予防法としては、やはり歯磨きなどのお口のケアを十分に行い、歯科衛生士によるプロフェッショナルクリーニングを定期的に受けるなどして、日頃からお口の中を清潔にしておくことが大切かと思います。
● 妊娠性エプーリス
エプーリスとは、歯茎にできた「できもの」のような膨らみのことを指します。膨隆状に膨らんで見えるため、一見腫瘍のように見えますが、腫瘍ではありません。エプーリスには色々な種類がありますが、その中のひとつで、妊娠時に見られるものを妊娠性エプーリスといいます。
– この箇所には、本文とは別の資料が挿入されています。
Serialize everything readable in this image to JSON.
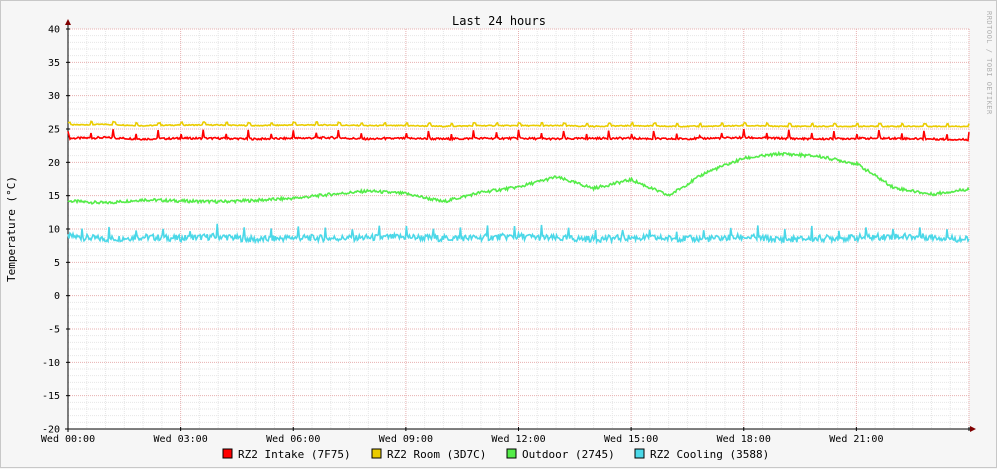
{
  "chart_data": {
    "type": "line",
    "title": "Last 24 hours",
    "ylabel": "Temperature (°C)",
    "xlabel": "",
    "watermark": "RRDTOOL / TOBI OETIKER",
    "ylim": [
      -20,
      40
    ],
    "yticks": [
      "40",
      "35",
      "30",
      "25",
      "20",
      "15",
      "10",
      "5",
      "0",
      "-5",
      "-10",
      "-15",
      "-20"
    ],
    "xticks": [
      "Wed 00:00",
      "Wed 03:00",
      "Wed 06:00",
      "Wed 09:00",
      "Wed 12:00",
      "Wed 15:00",
      "Wed 18:00",
      "Wed 21:00"
    ],
    "grid": true,
    "legend_position": "bottom",
    "series": [
      {
        "name": "RZ2 Intake (7F75)",
        "color": "#ff0000",
        "x": [
          0,
          1,
          2,
          3,
          4,
          5,
          6,
          7,
          8,
          9,
          10,
          11,
          12,
          13,
          14,
          15,
          16,
          17,
          18,
          19,
          20,
          21,
          22,
          23,
          24
        ],
        "values": [
          23.6,
          23.7,
          23.5,
          23.6,
          23.6,
          23.5,
          23.6,
          23.7,
          23.5,
          23.6,
          23.5,
          23.6,
          23.6,
          23.5,
          23.6,
          23.6,
          23.5,
          23.6,
          23.7,
          23.6,
          23.5,
          23.6,
          23.6,
          23.5,
          23.4
        ]
      },
      {
        "name": "RZ2 Room (3D7C)",
        "color": "#eacc00",
        "x": [
          0,
          1,
          2,
          3,
          4,
          5,
          6,
          7,
          8,
          9,
          10,
          11,
          12,
          13,
          14,
          15,
          16,
          17,
          18,
          19,
          20,
          21,
          22,
          23,
          24
        ],
        "values": [
          25.6,
          25.7,
          25.5,
          25.6,
          25.6,
          25.5,
          25.6,
          25.6,
          25.5,
          25.5,
          25.4,
          25.5,
          25.5,
          25.5,
          25.4,
          25.5,
          25.4,
          25.4,
          25.5,
          25.4,
          25.4,
          25.4,
          25.4,
          25.4,
          25.4
        ]
      },
      {
        "name": "Outdoor (2745)",
        "color": "#54ec48",
        "x": [
          0,
          1,
          2,
          3,
          4,
          5,
          6,
          7,
          8,
          9,
          10,
          11,
          12,
          13,
          14,
          15,
          16,
          17,
          18,
          19,
          20,
          21,
          22,
          23,
          24
        ],
        "values": [
          14.2,
          13.9,
          14.4,
          14.2,
          14.1,
          14.3,
          14.6,
          15.2,
          15.7,
          15.3,
          14.1,
          15.5,
          16.3,
          17.8,
          16.1,
          17.4,
          15.0,
          18.5,
          20.6,
          21.3,
          20.9,
          19.8,
          16.2,
          15.2,
          16.0
        ]
      },
      {
        "name": "RZ2 Cooling (3588)",
        "color": "#4bd8e8",
        "x": [
          0,
          1,
          2,
          3,
          4,
          5,
          6,
          7,
          8,
          9,
          10,
          11,
          12,
          13,
          14,
          15,
          16,
          17,
          18,
          19,
          20,
          21,
          22,
          23,
          24
        ],
        "values": [
          8.9,
          8.5,
          8.8,
          8.6,
          8.9,
          8.4,
          8.7,
          8.6,
          8.7,
          8.8,
          8.6,
          8.7,
          8.9,
          8.6,
          8.5,
          8.7,
          8.6,
          8.5,
          8.8,
          8.4,
          8.6,
          8.7,
          8.9,
          8.8,
          8.4
        ]
      }
    ]
  }
}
これは妊娠初期から中期にかけて多くみられます。
原因としては、歯垢(しこう)や歯石(しせき)、不適合歯科補綴物(ふてきごうしかほてつぶつ)(ブリッジ、入れ歯など)による慢性刺激に加えて、妊娠に伴うホルモンの変化が原因として考えられています。このエプーリスは出産後に自然に消失することが多いため、出血が止まらないとか、食事が取りづらいなどの症状がなければ、すぐに手術で取り除くようなことはせず、そのまま出産後まで経過を見ることが少なくありません。ただし、このエプーリスは血管に富んでいるため出血しやすいので、あまり触ったりしないようにするなどの注意が必要です。出産後消失しないものについては手術で取り除くことになります。
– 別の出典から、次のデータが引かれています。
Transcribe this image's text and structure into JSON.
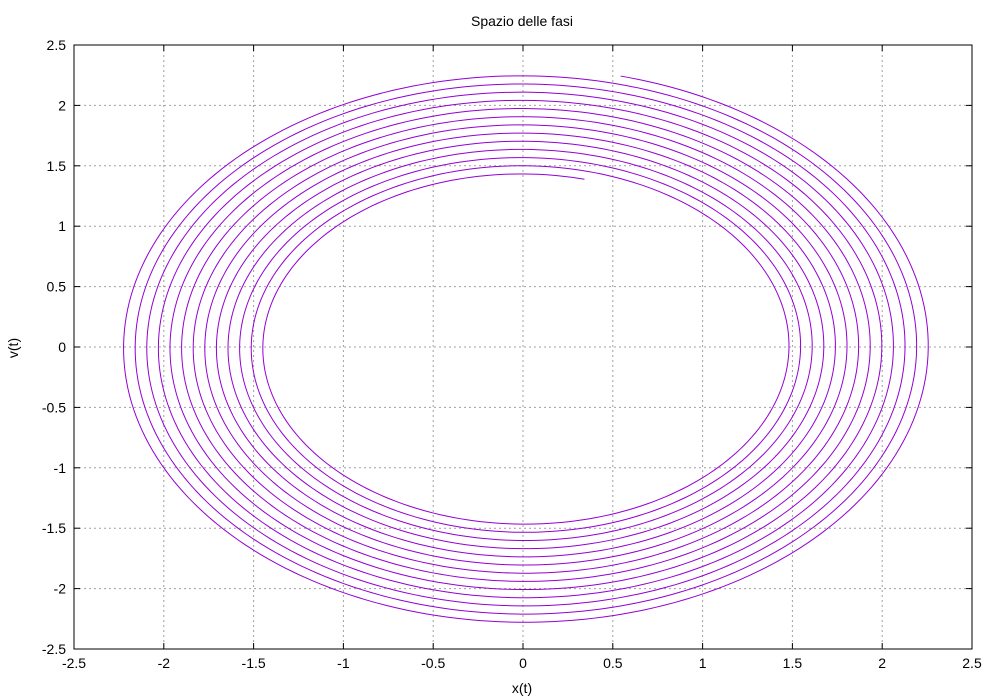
{
  "chart_data": {
    "type": "line",
    "title": "Spazio delle fasi",
    "xlabel": "x(t)",
    "ylabel": "v(t)",
    "xlim": [
      -2.5,
      2.5
    ],
    "ylim": [
      -2.5,
      2.5
    ],
    "x_ticks": [
      "-2.5",
      "-2",
      "-1.5",
      "-1",
      "-0.5",
      "0",
      "0.5",
      "1",
      "1.5",
      "2",
      "2.5"
    ],
    "y_ticks": [
      "-2.5",
      "-2",
      "-1.5",
      "-1",
      "-0.5",
      "0",
      "0.5",
      "1",
      "1.5",
      "2",
      "2.5"
    ],
    "grid": true,
    "series": [
      {
        "color": "#9400d3",
        "trajectory": {
          "shape": "outward spiral (closed-orbit rings)",
          "turns": 13,
          "start_point": [
            0.55,
            2.27
          ],
          "x_amplitude_range": [
            1.43,
            2.27
          ],
          "v_amplitude_range": [
            1.43,
            2.31
          ],
          "rings_x_at_v0": [
            1.43,
            1.5,
            1.57,
            1.64,
            1.71,
            1.78,
            1.85,
            1.92,
            1.99,
            2.06,
            2.13,
            2.2,
            2.27
          ]
        }
      }
    ]
  }
}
このエプーリスについては、お口の中を清潔に保っていれば、ほとんど発生しないといわれています。歯肉炎同様、お口のケアに加え、定期的にプロフェッショナルクリーニングを受けるなどして、お口の衛生環境を良好に保つようにされると良いでしょう。
●口臭
口臭の原因はいろいろあるのですが、お口の中の細菌が出すガスが口臭の主な原因のひとつと考えられています。ガスを出す細菌が増えれば、必然的に口臭がきつくなるのです。
前述したように、妊娠中はつわりなどのために歯磨きができにくいうえに、女性ホルモンのせいで細菌が増えやすくなります。加えて、妊娠中は唾液の分泌量が低下します。唾液には、お口の中の汚れを洗い流したり、殺菌したりする働きがあるのですが、唾液の量が減少することによって、お口の中は細菌が増えやすい環境となります。このような環境の変化によって妊娠中は細菌が増殖しやすく、その結果口臭がきつくなりやすいのです。
口臭を軽減するためには、まずは歯周病や虫歯などの治療をすることは当然ですが、お口の中を清潔にして細菌の増殖を抑えることが大切です。毎日の歯磨きに加えて歯科医院で磨き残しの歯垢や歯石をとってもらうのも効果があります。また、「プロデンティス」という乳酸菌も細菌の増殖を抑えて口臭軽減に効果があります。